With Congenital Heart Defect {CHD} Awareness week just around the corner, and a challenge to fill Pinterest with the amazing faces of those affected by a CHD, I decided to sit down and take a minute to document my experience with the CHD world. A world that just over 10 months ago I knew little (to nothing) about. I am a mom who decides that it would be a good idea to have our babies born at a hospital with a NICU "just in case"...but with little thought that we'd actually need to use it. According to the ultrasound we were anticipating the birth of a healthy baby around the beginning of April 2011. Darla Jane was born on the evening of March 30th. A cute, cute little thing who looked as healthy as can be. (But a pulse oximeter test was not done. Had it been, her defect might have been caught right away.)
We were excited to welcome our 4th child into our family. The other kids got to see her that night as well as the next day. The pediatrician made his rounds that morning and noticed a murmur in listening to her heart. The hospital's cardiologist just happened to be there when he was examining her and suggested that an echo be done that afternoon "just to be safe". He brought Darla Jane back into our room telling us she looks great, he did hear a little murmur but that it was probably nothing. They were just going to check later in the afternoon "just to be safe". So I got to keep our baby girl in our room most of the day until they took her down for the echo. No big deal....well, it was a big deal. My husband had gone down with her and when he came back without her, suggesting that my mother-in-law should take the kids on a walk, I knew there was something going on. The minute they walked out of the room he broke down, and so did I. All we were told was that the left side of her heart wasn't working that that she would need to be stabilized in the NICU and transported to the children's hospital. So less than 24 hours after giving birth I was requesting that I be released so that I could go with her. After getting to the children's hospital and having a complete echo done Darla Jane was diagnosed with Hypoplastic Left Heart Syndrome. And we where thrown into the whirlwind of CHDs. We were told there were two options, list her for a heart transplant or head down the road of a 3 stage open heart surgery route that would essentially "re-plumb" her heart so that the right side of her heart will serve as the left, and pump her blood out to her body.

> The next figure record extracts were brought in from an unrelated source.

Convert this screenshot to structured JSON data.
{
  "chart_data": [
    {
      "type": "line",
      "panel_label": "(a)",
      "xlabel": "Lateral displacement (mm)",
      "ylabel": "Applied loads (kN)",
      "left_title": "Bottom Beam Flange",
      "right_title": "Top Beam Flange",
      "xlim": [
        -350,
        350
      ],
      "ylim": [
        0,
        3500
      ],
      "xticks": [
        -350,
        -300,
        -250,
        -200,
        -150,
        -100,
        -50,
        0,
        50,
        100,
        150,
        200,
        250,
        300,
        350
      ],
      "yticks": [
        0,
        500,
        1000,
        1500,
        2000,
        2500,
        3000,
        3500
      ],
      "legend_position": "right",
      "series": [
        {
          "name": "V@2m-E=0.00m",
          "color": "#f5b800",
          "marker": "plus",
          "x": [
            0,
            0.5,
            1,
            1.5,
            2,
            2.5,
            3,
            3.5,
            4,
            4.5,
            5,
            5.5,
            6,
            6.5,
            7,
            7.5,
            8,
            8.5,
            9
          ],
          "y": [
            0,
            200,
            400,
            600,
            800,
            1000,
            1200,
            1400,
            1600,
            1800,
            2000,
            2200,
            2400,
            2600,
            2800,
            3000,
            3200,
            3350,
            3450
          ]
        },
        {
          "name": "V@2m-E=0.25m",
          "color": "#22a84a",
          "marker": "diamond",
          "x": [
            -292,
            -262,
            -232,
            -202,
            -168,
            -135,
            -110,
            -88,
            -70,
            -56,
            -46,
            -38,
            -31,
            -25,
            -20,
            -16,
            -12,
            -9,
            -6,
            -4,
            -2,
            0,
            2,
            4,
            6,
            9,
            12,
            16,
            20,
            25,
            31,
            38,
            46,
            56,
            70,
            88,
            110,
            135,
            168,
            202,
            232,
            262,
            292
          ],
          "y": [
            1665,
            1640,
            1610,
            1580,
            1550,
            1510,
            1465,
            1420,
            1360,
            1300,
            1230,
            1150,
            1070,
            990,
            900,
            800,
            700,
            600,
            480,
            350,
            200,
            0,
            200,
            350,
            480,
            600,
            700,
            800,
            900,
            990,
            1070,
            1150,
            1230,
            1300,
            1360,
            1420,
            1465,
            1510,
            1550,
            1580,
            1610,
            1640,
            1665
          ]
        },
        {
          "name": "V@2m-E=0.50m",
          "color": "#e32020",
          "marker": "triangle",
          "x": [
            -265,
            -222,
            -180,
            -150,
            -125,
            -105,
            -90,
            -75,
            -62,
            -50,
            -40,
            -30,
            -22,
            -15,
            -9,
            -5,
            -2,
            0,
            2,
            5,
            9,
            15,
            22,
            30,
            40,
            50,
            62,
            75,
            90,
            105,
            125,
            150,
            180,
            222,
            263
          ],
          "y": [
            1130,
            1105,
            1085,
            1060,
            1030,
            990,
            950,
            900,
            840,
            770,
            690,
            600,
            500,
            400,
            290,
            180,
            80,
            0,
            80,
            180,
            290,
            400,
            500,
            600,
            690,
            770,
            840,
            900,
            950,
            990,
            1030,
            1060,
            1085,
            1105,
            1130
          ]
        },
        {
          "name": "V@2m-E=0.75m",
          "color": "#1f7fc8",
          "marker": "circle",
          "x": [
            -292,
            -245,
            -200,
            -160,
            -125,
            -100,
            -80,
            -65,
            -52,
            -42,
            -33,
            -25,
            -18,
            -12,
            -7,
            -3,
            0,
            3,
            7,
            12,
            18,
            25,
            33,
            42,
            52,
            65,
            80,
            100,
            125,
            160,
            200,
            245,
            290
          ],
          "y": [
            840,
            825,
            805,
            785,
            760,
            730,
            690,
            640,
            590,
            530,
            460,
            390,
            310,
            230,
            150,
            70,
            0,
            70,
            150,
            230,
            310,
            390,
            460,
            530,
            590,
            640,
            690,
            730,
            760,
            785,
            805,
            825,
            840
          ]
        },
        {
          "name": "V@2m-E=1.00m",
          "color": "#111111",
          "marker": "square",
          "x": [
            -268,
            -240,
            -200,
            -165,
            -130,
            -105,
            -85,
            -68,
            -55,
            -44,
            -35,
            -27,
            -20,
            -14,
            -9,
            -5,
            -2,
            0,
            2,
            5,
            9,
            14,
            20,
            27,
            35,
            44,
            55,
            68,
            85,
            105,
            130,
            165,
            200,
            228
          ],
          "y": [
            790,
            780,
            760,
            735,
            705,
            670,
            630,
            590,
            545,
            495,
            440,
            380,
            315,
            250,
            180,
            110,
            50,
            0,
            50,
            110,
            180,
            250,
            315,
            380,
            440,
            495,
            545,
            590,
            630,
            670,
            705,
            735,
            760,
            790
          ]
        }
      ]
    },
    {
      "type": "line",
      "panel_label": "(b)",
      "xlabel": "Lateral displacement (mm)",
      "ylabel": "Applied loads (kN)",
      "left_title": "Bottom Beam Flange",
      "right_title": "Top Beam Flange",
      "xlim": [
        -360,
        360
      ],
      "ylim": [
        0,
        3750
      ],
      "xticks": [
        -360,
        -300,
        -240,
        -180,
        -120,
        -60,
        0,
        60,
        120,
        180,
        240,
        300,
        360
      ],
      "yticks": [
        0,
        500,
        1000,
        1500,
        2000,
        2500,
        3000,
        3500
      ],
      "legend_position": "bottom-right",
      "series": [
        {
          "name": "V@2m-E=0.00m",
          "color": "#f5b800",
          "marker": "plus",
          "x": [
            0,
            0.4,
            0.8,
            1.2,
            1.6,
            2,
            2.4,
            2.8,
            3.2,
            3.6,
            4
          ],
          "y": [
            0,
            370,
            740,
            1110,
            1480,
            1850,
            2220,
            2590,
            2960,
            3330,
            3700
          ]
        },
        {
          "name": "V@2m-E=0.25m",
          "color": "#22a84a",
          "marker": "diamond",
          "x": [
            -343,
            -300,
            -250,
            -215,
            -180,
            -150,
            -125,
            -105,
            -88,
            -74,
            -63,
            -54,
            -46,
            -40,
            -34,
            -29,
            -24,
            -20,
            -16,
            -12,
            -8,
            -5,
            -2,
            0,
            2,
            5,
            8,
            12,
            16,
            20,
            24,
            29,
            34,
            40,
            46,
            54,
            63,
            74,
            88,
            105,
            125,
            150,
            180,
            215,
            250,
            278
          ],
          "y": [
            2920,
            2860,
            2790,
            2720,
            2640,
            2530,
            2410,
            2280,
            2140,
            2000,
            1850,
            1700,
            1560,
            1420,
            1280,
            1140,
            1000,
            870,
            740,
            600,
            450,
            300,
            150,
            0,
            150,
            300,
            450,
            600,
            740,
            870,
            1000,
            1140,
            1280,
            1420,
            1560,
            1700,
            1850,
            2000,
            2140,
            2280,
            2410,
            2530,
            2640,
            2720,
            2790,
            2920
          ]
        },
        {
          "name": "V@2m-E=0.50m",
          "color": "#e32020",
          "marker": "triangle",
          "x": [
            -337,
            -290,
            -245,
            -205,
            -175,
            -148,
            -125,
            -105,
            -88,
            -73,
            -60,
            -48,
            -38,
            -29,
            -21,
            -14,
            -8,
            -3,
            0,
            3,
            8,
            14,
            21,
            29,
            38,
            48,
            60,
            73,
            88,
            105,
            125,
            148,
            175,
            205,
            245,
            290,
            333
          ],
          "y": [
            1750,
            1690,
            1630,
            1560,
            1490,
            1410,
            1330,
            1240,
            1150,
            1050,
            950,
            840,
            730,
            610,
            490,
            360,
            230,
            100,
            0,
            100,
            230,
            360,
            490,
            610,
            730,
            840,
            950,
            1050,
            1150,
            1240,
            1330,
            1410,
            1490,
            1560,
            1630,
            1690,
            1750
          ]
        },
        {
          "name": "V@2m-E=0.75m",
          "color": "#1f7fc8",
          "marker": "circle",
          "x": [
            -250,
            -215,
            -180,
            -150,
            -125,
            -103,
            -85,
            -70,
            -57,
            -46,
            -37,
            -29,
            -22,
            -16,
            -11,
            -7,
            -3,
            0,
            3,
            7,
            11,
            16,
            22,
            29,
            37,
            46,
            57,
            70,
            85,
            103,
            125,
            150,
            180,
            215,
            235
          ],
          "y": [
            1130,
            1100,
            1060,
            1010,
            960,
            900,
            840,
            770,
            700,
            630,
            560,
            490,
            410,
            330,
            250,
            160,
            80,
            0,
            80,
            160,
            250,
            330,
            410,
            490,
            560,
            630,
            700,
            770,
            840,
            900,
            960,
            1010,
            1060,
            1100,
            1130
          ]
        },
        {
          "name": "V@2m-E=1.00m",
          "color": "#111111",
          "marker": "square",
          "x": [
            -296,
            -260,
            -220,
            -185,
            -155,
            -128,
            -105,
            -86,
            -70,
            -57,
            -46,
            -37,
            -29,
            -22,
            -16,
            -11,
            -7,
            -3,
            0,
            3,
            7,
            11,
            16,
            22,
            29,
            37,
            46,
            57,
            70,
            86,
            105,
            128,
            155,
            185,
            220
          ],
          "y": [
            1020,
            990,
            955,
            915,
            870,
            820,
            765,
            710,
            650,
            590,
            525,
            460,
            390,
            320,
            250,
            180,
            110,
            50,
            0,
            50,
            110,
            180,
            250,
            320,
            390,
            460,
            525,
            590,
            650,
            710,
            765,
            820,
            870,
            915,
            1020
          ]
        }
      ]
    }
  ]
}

Darla Jane still needs one more open heart surgery to complete the 3-stage process. She will still need periodic heart catherizations to enlarge the stent that was placed to hold open her narrowing aorta. There is talk that she will eventually need a heart transplant because the right side of the heart, which is the smaller side, is not made to do that much work for a life time.
But we try not to focus on that and just focus on today. Even if today means having Darla Jane hooked to an oxygen tank and monitoring her blood oxygen levels, or taking her to get a synigis shot so that she has less of a chance of being hospitalized for a cold, or giving her her twice a day medications. We are thankful for every day we have with her, and our other 3 children. Having a daughter with a congenital heart defect has made us more aware and sympathetic of the struggles that others go through. It has made us count our blessings and look toward the source of those blessings. Having a daughter with a congenital heart defect has been one of the hardest but also one of the most rewarding experiences in my life.